Os repasses ilícitos (divididos em duas entregas, de R$ 15 mil e R$ 35 mil) teriam ocorrido como contraprestação à articulação política e à atuação administrativa direta dos agentes públicos para acelerar a emissão de empenhos e a liberação de pagamentos do Tesouro Municipal em favor das empresas de propriedade dos empresários denunciados. Na primeira ocasião, os denunciados autorizaram a liberação de R$ 266.354,00, e na segunda, de R$ 533.244,80. As apurações demonstraram ainda que, nos dias 3 e 4 de maio de 2022, o então presidente da Câmara Municipal solicitou vantagem indevida adicional de R$ 3 mil.

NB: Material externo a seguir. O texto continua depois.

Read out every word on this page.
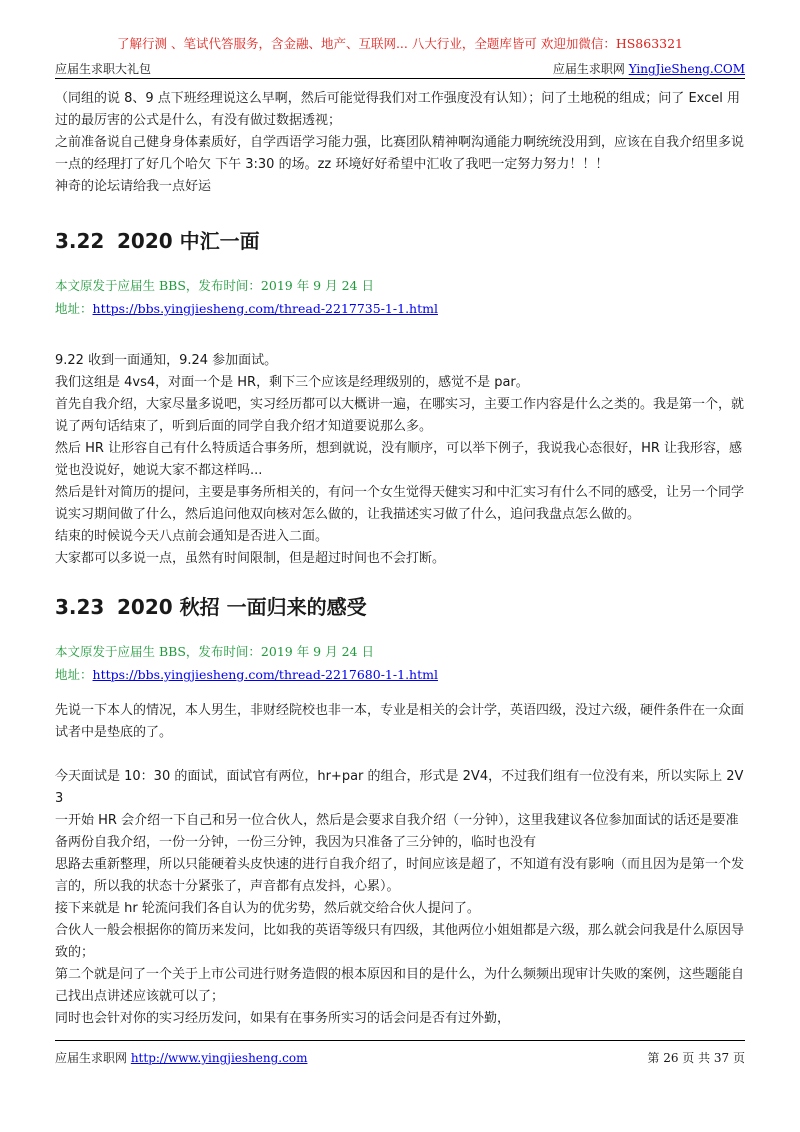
了解行测 、笔试代答服务，含金融、地产、互联网... 八大行业，全题库皆可 欢迎加微信：HS863321
应届生求职大礼包	应届生求职网 YingJieSheng.COM

（同组的说 8、9 点下班经理说这么早啊，然后可能觉得我们对工作强度没有认知）；问了土地税的组成；问了 Excel 用过的最厉害的公式是什么，有没有做过数据透视；

之前准备说自己健身身体素质好，自学西语学习能力强，比赛团队精神啊沟通能力啊统统没用到，应该在自我介绍里多说一点的经理打了好几个哈欠 下午 3:30 的场。zz 环境好好希望中汇收了我吧一定努力努力！！！

神奇的论坛请给我一点好运

3.22 2020 中汇一面

本文原发于应届生 BBS，发布时间：2019 年 9 月 24 日

地址：https://bbs.yingjiesheng.com/thread-2217735-1-1.html

9.22 收到一面通知，9.24 参加面试。

我们这组是 4vs4，对面一个是 HR，剩下三个应该是经理级别的，感觉不是 par。

首先自我介绍，大家尽量多说吧，实习经历都可以大概讲一遍，在哪实习，主要工作内容是什么之类的。我是第一个，就说了两句话结束了，听到后面的同学自我介绍才知道要说那么多。

然后 HR 让形容自己有什么特质适合事务所，想到就说，没有顺序，可以举下例子，我说我心态很好，HR 让我形容，感觉也没说好，她说大家不都这样吗...

然后是针对简历的提问，主要是事务所相关的，有问一个女生觉得天健实习和中汇实习有什么不同的感受，让另一个同学说实习期间做了什么，然后追问他双向核对怎么做的，让我描述实习做了什么，追问我盘点怎么做的。

结束的时候说今天八点前会通知是否进入二面。

大家都可以多说一点，虽然有时间限制，但是超过时间也不会打断。

3.23 2020 秋招 一面归来的感受

本文原发于应届生 BBS，发布时间：2019 年 9 月 24 日

地址：https://bbs.yingjiesheng.com/thread-2217680-1-1.html

先说一下本人的情况，本人男生，非财经院校也非一本，专业是相关的会计学，英语四级，没过六级，硬件条件在一众面试者中是垫底的了。

今天面试是 10：30 的面试，面试官有两位，hr+par 的组合，形式是 2V4，不过我们组有一位没有来，所以实际上 2V3

一开始 HR 会介绍一下自己和另一位合伙人，然后是会要求自我介绍（一分钟），这里我建议各位参加面试的话还是要准备两份自我介绍，一份一分钟，一份三分钟，我因为只准备了三分钟的，临时也没有

思路去重新整理，所以只能硬着头皮快速的进行自我介绍了，时间应该是超了，不知道有没有影响（而且因为是第一个发言的，所以我的状态十分紧张了，声音都有点发抖，心累）。

接下来就是 hr 轮流问我们各自认为的优劣势，然后就交给合伙人提问了。

合伙人一般会根据你的简历来发问，比如我的英语等级只有四级，其他两位小姐姐都是六级，那么就会问我是什么原因导致的；

第二个就是问了一个关于上市公司进行财务造假的根本原因和目的是什么，为什么频频出现审计失败的案例，这些题能自己找出点讲述应该就可以了；

同时也会针对你的实习经历发问，如果有在事务所实习的话会问是否有过外勤，

应届生求职网 http://www.yingjiesheng.com	第 26 页 共 37 页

A segunda fase das investigações, da qual resultaram os fatos denunciados, foi deflagrada em 7 de julho último. A acusação abrange a prática de crimes por agentes públicos dos poderes Legislativo e Executivo de Ortigueira. Além disso, inclui empresários e prepostos do setor de pavimentação asfáltica e infraestrutura viária. O MP pleiteia a condenação dos denunciados pelas práticas de corrupção passiva e ativa. Além disso, busca a fixação de valor mínimo para reparação dos danos materiais e morais coletivos causados ao erário.
Essa é a 5ª denúncia criminal oferecida a partir das investigações da Operação Chão de Giz. O Ministério Público já denunciou dois ex-prefeitos de cidades distintas por corrupção passiva. Ademais, apresentou denúncias de fraudes licitatórias e organização criminosa dirigida ao núcleo empresarial. Esse núcleo corrompia agentes públicos e políticos em diversos municípios paranaenses. Consequentemente, a operação revela um padrão sistemático de desvio de recursos públicos no estado.
O caso de Ortigueira evidencia a atuação de agentes públicos e empresários em conluio para desviar recursos. O ex-secretário e o atual presidente da Câmara, mesmo após os fatos, continuaram em suas funções. Contudo, a denúncia do MP interrompe o ciclo de impunidade e submete os investigados ao crivo da Justiça. Os empresários, por sua vez, também responderão criminalmente por sua participação no esquema.
Com efeito, a denúncia do MP representa mais um passo no combate à corrupção no Paraná. A Operação Chão de Giz, ao desarticular o esquema, demonstra o compromisso das instituições com a lisura e a transparência. Os investigados agora aguardam a decisão da Justiça, enquanto o MP segue apurando novos desdobramentos.